Towards the thin stream of light flowing, as it seemed, from under the door, Mulligan took his cautious way. Knocking softly, he waited. No reply came. Again he knocked, and again the silence which struck a chill to his heart ensued. At length he took his courage in both hands and flung open the door. It was not locked. A gush of light nearly blinded him. He staggered back, and placed his hands across his dazzled eyes. Then he looked in bewilderment at a remarkable scene. The room was square and rather large, unbroken by pillar or arch, and contained only one window. Walls and roof and flooring and furniture and hangings were absolutely white. There was not a spot or speck of colour in the place. The walls were of white enamel studded with silver fleur-de-lis; the floor of polished marble strewn with white skins of long-haired animals. The curtains, drawn aside from the window, were of milky velvet. The furniture was of white polished wood cushioned with pearly silks. Everywhere the room was like snow, and the milky globes of the lamps shed an argent radiance over the whole. It looked cold and cheerless but eminently beautiful. An artistic room, but not one that had a homely look about it. The white glow, the dazzling expanse, colourless and severe, made the man shiver, rough though he was. "It's like a cold winter's day," said the imaginative Celt.

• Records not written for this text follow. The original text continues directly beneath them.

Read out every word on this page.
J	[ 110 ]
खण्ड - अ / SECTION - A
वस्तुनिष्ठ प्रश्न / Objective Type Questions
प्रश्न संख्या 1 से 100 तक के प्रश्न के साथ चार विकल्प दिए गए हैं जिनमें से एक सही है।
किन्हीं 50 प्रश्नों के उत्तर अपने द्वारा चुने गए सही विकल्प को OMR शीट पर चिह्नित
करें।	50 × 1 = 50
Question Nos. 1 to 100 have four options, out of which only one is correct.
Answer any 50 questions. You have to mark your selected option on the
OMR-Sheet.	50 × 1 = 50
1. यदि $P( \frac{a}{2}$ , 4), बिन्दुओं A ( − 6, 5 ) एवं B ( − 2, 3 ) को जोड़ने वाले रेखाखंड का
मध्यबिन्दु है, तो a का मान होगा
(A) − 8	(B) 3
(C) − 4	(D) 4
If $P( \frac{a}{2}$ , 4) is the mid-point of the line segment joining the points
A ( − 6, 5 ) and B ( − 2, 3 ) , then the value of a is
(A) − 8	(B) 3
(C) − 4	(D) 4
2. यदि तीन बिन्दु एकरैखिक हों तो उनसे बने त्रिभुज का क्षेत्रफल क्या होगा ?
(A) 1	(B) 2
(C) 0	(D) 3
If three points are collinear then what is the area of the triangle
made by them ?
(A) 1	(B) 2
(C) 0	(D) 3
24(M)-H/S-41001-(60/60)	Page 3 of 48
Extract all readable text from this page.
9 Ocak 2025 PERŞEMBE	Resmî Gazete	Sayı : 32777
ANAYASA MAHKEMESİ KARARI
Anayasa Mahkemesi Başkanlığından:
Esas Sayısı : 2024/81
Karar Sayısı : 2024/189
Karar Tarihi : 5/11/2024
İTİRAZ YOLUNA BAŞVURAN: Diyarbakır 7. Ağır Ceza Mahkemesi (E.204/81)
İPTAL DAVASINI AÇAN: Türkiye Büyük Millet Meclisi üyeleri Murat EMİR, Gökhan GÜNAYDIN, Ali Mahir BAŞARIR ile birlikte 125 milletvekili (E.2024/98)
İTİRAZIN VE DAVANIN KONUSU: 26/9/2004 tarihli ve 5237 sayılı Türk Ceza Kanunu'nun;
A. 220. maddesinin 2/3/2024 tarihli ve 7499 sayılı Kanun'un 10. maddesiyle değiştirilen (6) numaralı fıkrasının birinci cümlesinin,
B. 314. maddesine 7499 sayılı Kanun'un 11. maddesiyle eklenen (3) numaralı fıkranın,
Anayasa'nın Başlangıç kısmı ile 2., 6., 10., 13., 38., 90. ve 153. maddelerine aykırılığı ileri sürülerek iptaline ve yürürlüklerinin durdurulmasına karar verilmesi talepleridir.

Suddenly he uttered an exclamation. On moving cautiously into the room, he saw a piano of polished white wood in a recess, concealed by a white velvet curtain from the door. Before the piano lay a white bearskin; on this, face downward; the body of a woman. She was dressed in black, the one spot of colour in that pale room. But there was another colour--a vivid red, staining the skin. Mulligan touched the body--it was cold and limp. "Dead," said Mulligan. From under the left shoulder-blade trickled a thin stream of blood, and his voice, strong as it was, used as he had been to scenes of terror, faltered in the dead silence of that death-chamber.

"Dead! Murdered!"

Not a sound. Even the wind had died away. Only the strong man looking down at that still corpse, only the blackness of her dress; the redness of her life-blood soaking into the white bearskin, and all around the wan desolation of that white, mysterious room, Arctic and silent.